USC game redesigns real-time strategy


The Maestros, a USC Advanced Games Project, hopes to simplify and make accessible the real-time strategy game, a genre dominated by “hardcore” games such as League of Legends or Defense of the Ancients. The game will be shown at the Game Developers Conference, a global games convention and a rare feat for USC projects. An online alpha test of the game will be available for download the week after spring break, and a beta will be released by May 14.

The Maestros began as a project for Global Game Jam, a worldwide game developing challenge. After reworking the concept, a pitch was selected for USC’s Advanced Games Class, which produces only six to eight games per year. This, coupled with the passion of its developers, has led to a fun take on a classic genre.

“Growing up as a kid, I was really into strategy games, and I had a really hard time getting people to love these games like … Starcraft or Warcraft III,” said team lead Andrew Erridge, a senior majoring in computer science (games). “I wanted to make a game in the same genre that was simple enough for my dad to play and not get confused.”

Erridge contrasted this ease of play to the competitive atmosphere of League of Legends and Starcraft, the two most popular RTS games. Erridge felt the issue with those games was the pacing, where the first 30 minutes of play session is dedicated to amassing resources in order to build troops. The Maestros remedies this issue through the concept of transformation. Rather than having an in-game currency to create units, basic units called “Dough Boys” can be transformed into more complex units over the course of a game. Transformation pads dot the map, and finding one allows for the creation of new units.

Another concept unique to the genre is the lack of base building. More units are amassed through killing neutral units on the maps, rather than through finding resources, like in Starcraft.

Lead designer James Corcoran, a senior majoring in computer science (games), believes the game stills needs to be balanced, but that by May 14, a redesign will have fixed the pacing.

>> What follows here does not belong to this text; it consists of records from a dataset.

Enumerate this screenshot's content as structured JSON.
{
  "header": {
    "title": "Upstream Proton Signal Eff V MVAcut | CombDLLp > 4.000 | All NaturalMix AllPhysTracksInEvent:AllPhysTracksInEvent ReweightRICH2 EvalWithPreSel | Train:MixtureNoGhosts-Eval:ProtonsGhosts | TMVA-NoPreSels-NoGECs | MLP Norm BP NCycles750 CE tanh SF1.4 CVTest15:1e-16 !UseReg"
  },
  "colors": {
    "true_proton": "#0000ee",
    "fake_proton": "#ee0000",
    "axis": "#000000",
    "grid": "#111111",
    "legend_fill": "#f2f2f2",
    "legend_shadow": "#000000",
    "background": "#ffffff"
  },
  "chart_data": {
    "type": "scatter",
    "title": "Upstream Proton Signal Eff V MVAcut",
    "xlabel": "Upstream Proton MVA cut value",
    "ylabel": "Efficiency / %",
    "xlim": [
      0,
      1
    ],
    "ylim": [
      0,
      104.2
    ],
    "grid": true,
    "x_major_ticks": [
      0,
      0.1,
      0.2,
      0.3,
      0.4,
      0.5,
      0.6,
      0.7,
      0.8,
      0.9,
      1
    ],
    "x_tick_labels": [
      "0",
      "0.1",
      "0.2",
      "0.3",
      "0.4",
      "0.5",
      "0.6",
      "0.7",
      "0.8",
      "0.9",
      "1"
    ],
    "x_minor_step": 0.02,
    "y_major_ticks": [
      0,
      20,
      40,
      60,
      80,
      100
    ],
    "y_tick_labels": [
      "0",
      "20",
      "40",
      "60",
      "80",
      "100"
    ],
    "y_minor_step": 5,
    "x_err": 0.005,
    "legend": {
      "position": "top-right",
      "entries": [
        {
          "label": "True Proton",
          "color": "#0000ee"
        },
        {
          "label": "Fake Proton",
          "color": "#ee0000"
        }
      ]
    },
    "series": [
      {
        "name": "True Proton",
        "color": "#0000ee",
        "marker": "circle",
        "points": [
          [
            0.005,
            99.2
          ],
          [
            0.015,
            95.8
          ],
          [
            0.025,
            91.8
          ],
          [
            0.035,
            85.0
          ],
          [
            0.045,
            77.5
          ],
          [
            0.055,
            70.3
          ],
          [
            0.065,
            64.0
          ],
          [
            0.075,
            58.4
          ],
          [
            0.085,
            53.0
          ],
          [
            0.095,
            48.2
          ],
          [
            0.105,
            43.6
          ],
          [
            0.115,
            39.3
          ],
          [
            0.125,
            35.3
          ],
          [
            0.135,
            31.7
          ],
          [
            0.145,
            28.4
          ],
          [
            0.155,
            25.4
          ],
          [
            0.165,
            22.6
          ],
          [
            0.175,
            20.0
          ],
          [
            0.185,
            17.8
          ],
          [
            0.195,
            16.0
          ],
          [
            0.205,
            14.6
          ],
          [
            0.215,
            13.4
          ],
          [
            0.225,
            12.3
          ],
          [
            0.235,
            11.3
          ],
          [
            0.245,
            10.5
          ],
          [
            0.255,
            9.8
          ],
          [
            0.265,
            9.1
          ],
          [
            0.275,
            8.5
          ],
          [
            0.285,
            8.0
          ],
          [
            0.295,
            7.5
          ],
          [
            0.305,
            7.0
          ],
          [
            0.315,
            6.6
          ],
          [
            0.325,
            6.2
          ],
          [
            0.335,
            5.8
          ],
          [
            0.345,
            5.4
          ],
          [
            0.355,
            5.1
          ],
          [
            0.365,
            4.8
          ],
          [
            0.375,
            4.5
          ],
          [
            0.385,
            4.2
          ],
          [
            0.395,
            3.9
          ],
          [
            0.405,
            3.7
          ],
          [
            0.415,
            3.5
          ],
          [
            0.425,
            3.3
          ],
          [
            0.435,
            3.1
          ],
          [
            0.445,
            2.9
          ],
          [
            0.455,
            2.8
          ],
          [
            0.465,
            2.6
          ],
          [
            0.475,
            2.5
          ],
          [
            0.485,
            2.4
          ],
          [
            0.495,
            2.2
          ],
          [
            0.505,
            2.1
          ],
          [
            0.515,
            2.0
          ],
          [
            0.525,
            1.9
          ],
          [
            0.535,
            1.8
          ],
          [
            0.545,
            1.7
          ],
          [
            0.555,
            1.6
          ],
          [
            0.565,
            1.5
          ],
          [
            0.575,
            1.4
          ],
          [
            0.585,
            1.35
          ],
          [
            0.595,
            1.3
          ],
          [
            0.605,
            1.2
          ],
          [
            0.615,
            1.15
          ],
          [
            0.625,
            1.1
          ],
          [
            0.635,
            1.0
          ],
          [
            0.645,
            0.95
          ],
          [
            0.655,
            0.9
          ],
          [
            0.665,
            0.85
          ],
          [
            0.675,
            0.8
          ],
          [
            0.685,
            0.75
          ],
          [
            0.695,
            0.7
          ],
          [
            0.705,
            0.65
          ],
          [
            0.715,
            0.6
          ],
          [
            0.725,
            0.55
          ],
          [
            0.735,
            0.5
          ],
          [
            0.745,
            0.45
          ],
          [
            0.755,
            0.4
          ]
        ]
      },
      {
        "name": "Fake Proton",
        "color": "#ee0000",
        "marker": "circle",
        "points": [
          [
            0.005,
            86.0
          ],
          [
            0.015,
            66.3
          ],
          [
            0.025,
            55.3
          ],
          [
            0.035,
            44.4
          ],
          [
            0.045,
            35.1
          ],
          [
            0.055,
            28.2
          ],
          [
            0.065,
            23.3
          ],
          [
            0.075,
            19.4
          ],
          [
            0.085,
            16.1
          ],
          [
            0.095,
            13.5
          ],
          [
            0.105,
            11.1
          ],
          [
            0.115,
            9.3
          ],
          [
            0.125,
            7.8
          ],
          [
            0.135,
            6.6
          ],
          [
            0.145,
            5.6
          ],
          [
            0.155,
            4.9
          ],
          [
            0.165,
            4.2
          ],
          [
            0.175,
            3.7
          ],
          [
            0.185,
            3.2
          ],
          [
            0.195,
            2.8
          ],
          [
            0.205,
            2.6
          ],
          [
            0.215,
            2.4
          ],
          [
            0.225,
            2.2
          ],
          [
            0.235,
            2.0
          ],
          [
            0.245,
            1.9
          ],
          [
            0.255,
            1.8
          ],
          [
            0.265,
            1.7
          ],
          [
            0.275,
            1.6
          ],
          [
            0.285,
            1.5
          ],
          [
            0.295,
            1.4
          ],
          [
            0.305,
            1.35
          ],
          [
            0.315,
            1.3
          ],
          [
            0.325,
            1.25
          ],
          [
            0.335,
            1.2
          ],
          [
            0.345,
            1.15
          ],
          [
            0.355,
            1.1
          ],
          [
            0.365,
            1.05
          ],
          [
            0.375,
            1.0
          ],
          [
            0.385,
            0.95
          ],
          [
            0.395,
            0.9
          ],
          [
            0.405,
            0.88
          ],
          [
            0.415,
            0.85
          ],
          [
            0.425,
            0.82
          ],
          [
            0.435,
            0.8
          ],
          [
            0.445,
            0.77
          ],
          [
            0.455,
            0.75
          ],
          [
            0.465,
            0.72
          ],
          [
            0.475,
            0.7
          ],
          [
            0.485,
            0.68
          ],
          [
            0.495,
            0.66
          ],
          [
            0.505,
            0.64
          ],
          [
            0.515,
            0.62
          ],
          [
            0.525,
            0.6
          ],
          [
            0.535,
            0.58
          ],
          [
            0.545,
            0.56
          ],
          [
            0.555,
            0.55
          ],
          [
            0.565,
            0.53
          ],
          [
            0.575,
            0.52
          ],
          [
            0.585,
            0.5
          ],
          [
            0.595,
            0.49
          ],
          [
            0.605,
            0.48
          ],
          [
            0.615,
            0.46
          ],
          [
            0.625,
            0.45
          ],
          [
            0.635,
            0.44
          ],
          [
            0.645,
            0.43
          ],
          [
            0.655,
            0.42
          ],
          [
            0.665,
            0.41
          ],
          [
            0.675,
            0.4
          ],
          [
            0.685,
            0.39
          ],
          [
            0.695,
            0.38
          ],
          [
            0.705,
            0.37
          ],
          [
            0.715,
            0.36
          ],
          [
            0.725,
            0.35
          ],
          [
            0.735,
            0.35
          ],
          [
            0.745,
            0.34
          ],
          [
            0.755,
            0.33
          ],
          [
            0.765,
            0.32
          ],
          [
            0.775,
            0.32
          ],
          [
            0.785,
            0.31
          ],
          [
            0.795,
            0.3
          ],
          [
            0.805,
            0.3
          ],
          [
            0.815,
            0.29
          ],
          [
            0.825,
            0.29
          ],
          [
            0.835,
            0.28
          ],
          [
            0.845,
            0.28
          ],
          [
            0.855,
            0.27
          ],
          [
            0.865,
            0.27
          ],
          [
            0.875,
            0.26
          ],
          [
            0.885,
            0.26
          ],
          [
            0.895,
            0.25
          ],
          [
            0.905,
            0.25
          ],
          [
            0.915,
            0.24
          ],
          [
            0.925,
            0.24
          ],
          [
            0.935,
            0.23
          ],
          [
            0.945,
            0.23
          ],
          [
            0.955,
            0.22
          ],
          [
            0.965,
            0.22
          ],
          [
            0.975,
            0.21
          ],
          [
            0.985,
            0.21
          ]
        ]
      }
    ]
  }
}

“The vision for the game was that we create a competitive multiplayer teams-based, real-time strategy experience which didn’t play like a typical real-time strategy game,” Corcoran said. “A lot of them, such as Starcraft, have a longer ramp-up time. There’s a time in which we need to gather minerals and build bases. Everything is very mobile in this game. The action is present almost always. It feels a lot like a shooter, and that’s exactly what we want.”

This shooter-like pacing comes through. Playing a build of the game from December that consisted of only one map and one player race, matches took less than 10 minutes. The lack of ramp-up time and small map sizes created tense action, as players could go on the offensive immediately. The distribution of transformation pads and neutral units allows for immediate combat.

Unlike other RTS games, this one lacks a single player campaign mode, a staple of the genre since Warcraft III. A small lore, telling the story of the two playable races, has been developed. The story details two playable races, the steampunk Teutonians and the alchemy-inspired Regalis, and their discovery of an island ripe for colonization. This theme of imperialism works well in the RTS, and it’s really a shame that there is no campaign to develop it.

The detailed art assets, however, paint a narrative through the Teutonian’s metallic character designs. Lead art designer Brian “Panda” Choi, who graduated from the Interactive Media division last May, cites the visual influence of both Warcraft III and games in the “illustrated realism” style, a mix of painted characters and realistic materials.

This art design comes from a variety of artists worldwide. Min Htet, a senior majoring in business administration and the game’s producer, said he believes that this benefits the game.

“On The Maestros team we have a number of artists from places as diverse as New Zealand, England and Germany,” Htet said. “This is a truly international project that has never been seen before in a student game, at least here at USC. Here at USC, we don’t have a dedicated game art program at the Roski School [of Fine Arts]. [Due to this], a lot of people look to other schools around the world to contribute to the game externally.”